Ever since technology caught up with our hobby and evolved it from simple beeps and blips and tests of hand-eye coordination into a medium capable of spinning a decent yarn and taking players away to awe-inspiring worlds of wonder, the argument that games are art has gathered strength.
In the past year, the debate has raged, with film critic Roger Ebert famously battling author Clive Barker over the topic. Ebert declared that no game could be considered art since the creator hands over control to the user to craft the experience. Barker countered that exact point — that art is defined by the experience we take from our own individual encounters with someone else’s creative endeavor. Ebert’s assertions seem rooted in the past; the Neolithic 8-bit era and earlier (yes, gaming lacks a Cave Art period). Many of Ebert’s readers tossed Shadow of the Colossus into the mix as proof that this medium can inspire and stir the soul. The jury is still out on whether he agrees.
If the argument for games as art needed more support, designer Jonathan Blow just delivered the Sistine Chapel with the release of his masterpiece, Braid.
Braid is an easy title to describe but difficult to define. On the surface, it’s a 2D platform puzzler that places you in familiar territory — before pulling the rug out from under your feet. In the game, you control Tim, who lost his princess to a monster when he made a dire mistake. That’s the set-up for Tim’s journey through an escalating series of surrealistic dreamscapes as he seeks to set right the things that went so horribly wrong by encountering and besting a number of level specific brain games.
The controls are wonderfully simple, harkening back to the 8-bit joys that inspired this title. The A button controls your jumps, and the game design accommodates tight, pixel perfect leaps which can be key to some of the trickier puzzles encountered late in the game. The X button controls time, using a similar mechanic seen in the recent Prince of Persia titles, allowing you to rewind your actions in order to cheat death or solve the latest conundrum.
Each world is separated into different levels that contain anywhere from one to four puzzle pieces. The puzzle pieces are easy to spot, but the trick to obtaining them usually involves solving an environmental puzzle using a combination of your jumping and time manipulation skills as well as the particular logic laid out in each world. For instance, on some levels, your actual movements will work to control time. When you move right, time moves forward; when you move left, time reverses. Proper manipulation of this logic, timed with your own temporal abilities, is the key to scoring that elusive puzzle piece.

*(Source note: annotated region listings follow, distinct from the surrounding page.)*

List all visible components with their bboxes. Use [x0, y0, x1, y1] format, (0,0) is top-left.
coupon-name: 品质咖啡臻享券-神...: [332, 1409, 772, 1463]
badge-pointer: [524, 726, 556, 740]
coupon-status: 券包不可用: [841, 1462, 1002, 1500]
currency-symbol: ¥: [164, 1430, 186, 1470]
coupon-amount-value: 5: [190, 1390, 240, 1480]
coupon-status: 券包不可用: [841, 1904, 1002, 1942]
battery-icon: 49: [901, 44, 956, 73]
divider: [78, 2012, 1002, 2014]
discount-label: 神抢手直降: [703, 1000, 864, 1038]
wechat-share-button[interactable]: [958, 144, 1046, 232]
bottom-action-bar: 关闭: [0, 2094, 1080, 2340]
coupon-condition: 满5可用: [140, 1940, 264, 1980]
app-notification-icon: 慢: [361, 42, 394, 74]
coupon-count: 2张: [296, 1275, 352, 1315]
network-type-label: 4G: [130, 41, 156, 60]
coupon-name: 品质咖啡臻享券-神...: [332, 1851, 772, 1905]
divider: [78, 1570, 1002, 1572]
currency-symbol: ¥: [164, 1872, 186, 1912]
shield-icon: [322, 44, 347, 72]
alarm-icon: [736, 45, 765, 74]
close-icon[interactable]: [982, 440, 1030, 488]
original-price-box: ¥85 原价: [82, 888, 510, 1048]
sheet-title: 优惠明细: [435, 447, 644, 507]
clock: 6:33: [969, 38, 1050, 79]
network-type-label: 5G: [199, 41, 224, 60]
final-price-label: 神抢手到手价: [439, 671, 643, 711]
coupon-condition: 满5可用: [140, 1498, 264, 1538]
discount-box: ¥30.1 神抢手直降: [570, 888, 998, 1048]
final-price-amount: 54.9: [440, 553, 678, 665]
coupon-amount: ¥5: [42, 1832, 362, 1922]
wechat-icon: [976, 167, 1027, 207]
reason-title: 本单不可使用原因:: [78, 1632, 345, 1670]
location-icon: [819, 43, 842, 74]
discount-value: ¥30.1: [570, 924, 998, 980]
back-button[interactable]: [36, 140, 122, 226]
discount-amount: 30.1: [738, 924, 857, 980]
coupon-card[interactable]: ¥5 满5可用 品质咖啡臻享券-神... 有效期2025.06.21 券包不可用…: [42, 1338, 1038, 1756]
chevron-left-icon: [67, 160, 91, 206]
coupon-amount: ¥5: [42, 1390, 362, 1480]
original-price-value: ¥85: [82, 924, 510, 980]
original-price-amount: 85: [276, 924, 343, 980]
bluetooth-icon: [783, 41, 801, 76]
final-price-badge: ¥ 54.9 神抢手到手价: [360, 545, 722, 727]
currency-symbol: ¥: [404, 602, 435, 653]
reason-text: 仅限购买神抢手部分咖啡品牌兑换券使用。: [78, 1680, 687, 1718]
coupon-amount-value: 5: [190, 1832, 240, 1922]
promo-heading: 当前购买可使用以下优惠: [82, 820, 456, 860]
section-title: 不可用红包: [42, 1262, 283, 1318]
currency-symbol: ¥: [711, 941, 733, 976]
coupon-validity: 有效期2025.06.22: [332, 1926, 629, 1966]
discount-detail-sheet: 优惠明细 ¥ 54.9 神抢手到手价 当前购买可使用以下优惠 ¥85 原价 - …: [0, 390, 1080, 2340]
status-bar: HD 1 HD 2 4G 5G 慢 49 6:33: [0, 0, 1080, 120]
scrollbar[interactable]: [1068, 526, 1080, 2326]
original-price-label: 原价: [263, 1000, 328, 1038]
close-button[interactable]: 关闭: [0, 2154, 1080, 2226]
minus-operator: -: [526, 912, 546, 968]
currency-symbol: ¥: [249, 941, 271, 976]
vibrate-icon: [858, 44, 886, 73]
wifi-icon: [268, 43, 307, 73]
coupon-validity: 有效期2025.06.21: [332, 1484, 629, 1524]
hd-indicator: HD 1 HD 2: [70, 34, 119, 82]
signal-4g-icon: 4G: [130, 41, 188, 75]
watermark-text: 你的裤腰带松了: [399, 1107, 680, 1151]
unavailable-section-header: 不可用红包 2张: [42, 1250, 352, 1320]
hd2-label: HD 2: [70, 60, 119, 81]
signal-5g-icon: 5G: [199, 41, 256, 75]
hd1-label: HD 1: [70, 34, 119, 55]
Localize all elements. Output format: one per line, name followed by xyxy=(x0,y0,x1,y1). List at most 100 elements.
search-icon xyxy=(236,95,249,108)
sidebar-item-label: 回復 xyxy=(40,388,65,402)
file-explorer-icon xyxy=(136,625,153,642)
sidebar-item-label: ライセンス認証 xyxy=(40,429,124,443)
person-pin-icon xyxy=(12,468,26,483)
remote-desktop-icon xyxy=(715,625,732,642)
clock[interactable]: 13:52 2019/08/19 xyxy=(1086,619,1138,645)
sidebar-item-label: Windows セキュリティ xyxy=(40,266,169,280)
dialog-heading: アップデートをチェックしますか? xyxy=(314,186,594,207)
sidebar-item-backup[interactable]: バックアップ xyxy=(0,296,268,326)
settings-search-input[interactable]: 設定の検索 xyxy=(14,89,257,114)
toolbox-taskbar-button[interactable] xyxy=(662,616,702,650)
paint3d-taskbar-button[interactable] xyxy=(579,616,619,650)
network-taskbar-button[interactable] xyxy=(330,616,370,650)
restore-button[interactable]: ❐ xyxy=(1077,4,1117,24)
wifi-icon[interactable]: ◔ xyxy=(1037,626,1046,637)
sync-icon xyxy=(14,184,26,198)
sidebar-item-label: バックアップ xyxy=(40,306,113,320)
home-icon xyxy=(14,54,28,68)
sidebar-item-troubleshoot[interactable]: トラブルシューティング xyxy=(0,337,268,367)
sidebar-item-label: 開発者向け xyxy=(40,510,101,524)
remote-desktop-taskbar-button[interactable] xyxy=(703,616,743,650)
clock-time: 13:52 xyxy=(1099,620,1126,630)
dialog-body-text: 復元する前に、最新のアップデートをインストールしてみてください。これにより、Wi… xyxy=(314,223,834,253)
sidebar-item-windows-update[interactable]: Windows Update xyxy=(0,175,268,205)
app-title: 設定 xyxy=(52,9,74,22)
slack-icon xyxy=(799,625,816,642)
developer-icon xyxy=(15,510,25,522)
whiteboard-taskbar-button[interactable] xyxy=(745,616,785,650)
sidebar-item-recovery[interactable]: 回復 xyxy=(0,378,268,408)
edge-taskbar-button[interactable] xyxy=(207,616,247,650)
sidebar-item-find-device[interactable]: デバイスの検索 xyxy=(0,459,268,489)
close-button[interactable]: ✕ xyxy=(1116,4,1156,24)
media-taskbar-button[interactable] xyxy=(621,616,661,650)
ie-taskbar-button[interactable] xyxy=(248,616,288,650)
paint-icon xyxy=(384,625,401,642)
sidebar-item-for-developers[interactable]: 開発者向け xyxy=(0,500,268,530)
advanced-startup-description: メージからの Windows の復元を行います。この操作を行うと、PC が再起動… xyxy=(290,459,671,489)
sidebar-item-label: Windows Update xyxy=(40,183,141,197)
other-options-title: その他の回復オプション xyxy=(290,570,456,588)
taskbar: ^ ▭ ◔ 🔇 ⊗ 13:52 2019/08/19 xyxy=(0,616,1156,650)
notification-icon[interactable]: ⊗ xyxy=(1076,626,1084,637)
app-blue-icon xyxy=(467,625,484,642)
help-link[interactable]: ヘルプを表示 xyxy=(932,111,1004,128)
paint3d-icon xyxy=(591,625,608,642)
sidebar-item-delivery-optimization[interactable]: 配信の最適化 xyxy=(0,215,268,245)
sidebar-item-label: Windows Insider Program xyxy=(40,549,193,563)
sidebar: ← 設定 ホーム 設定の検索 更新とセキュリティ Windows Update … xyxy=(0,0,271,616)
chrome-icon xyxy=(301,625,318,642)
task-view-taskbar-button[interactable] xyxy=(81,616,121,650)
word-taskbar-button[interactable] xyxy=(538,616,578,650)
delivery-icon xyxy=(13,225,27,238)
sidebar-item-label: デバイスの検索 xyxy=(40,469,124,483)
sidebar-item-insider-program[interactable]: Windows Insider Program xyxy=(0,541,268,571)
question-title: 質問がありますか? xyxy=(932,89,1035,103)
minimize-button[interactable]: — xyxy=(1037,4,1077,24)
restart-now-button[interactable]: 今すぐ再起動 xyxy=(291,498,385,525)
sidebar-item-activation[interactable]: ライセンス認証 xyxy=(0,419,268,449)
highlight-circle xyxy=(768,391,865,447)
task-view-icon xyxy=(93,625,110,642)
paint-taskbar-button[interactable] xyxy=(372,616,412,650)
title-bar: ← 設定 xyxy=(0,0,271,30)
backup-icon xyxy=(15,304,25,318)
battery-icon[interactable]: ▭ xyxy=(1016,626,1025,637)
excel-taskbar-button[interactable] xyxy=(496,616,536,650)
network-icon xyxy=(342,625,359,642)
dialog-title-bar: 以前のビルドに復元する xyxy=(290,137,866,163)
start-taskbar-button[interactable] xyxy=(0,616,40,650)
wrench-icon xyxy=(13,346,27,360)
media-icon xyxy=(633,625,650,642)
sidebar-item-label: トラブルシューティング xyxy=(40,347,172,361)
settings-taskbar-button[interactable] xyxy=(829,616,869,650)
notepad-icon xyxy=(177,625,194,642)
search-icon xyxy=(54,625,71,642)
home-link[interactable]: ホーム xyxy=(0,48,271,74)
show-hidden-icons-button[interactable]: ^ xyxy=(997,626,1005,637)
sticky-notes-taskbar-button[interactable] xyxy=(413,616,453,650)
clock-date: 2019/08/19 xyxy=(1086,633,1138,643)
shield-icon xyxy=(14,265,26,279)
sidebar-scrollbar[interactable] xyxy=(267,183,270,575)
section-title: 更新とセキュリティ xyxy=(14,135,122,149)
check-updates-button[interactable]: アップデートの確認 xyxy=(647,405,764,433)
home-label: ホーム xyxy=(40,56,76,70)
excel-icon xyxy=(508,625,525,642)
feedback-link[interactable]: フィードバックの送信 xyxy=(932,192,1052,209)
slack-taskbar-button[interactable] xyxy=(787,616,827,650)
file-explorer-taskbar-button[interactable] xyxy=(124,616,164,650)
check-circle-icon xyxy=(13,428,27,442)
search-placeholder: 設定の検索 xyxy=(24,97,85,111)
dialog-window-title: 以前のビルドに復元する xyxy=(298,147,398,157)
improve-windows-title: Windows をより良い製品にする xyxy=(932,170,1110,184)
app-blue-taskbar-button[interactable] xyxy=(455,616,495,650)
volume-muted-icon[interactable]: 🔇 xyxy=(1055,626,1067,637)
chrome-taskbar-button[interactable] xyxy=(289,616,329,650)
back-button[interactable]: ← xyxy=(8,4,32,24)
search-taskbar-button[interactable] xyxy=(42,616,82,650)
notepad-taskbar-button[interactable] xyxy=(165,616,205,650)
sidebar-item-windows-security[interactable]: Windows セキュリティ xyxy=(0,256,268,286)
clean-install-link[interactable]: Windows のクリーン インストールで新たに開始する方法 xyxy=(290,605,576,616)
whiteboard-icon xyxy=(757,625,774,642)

While you can easily race from one end of a level to the other without picking up a puzzle piece, doing so ruins the point of playing. Braid is all about the journey. As you solve the individual puzzles, you’re rewarded with puzzle pieces that can be snapped into a picture frame. The completed pictures then become part of the overall narrative tapestry, with every image and sound doing its part to tell the story. Tim’s strange plight is eventually revealed through a masterful combination of the completed portraits, snippets of journals and, ultimately, through your actions as revealed in the game’s stunning (and emotionally shattering) conclusion.
Braid begins innocently enough. After exiting the dark city that heralds the game’s hub world, the player is thrust into a familiar environ. Tim find himself traversing two-dimensional levels from left to right against a scenic, pastoral backdrop, bouncing off the heads of single-minded creatures before ultimately reaching a castle perched at the end of the world, where a kindly creature offers our hero a dire statement: “We’re sorry, but the princess is in another castle.”